The first genome-wide phylogenetic analysis was completed by Wang et al. (2013). Using the draft genomes of Chelonia mydas and Pelodiscus sinensis, the group used largest turtle data started date in their analysis and concluded that turtles are likely a sister group of crocodilians and birds (Archosauria). This placement within the diapsids suggests that the turtle lineage lost diapsid head characteristics as it now possesses an anapsid-like skull.


The earliest known completely shelled member of the particular turtle lineage is the late Triassic Proganochelys. This genus already possessed several advanced turtle traits, and thus probably indicates numerous millions of years associated with preceding turtle evolution; this is further supported simply by evidence from fossil songs from the Early Triassic of the United States (Wyoming and Utah) plus from the Middle Triassic of Germany, indicating that will proto-turtles already existed since early as the first Triassic. Proganochelys lacked the ability to draw its head into its shell, had a lengthy neck, and had the long, spiked tail closing in a club. While this body form is similar to that of ankylosaurs, this resulted from convergent development.

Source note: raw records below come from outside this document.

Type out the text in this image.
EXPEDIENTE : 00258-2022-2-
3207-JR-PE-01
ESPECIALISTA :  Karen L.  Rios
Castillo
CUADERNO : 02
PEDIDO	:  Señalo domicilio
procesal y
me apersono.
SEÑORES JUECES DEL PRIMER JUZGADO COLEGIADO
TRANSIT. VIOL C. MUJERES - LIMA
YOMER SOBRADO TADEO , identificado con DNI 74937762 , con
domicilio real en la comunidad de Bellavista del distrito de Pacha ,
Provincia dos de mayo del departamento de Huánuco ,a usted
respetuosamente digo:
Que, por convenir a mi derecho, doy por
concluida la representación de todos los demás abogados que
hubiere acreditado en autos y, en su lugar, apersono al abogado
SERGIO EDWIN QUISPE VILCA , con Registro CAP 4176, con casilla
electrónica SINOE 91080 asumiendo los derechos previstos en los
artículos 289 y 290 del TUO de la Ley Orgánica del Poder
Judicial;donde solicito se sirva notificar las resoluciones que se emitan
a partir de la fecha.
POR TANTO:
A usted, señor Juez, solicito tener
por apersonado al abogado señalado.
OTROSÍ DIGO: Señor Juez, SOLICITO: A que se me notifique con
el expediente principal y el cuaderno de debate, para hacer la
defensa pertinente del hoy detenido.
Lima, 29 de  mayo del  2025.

Turtles are divided directly into two extant suborders: Cryptodira and Pleurodira. The Cryptodira is the larger associated with the two groups and includes all the ocean turtles, the terrestrial tortoises, and several of the fresh water turtles. The Pleurodira are sometimes known as the side-necked turtles, a guide to the way they retract their own heads to their shells. This smaller group consists primarily of various freshwater turtles.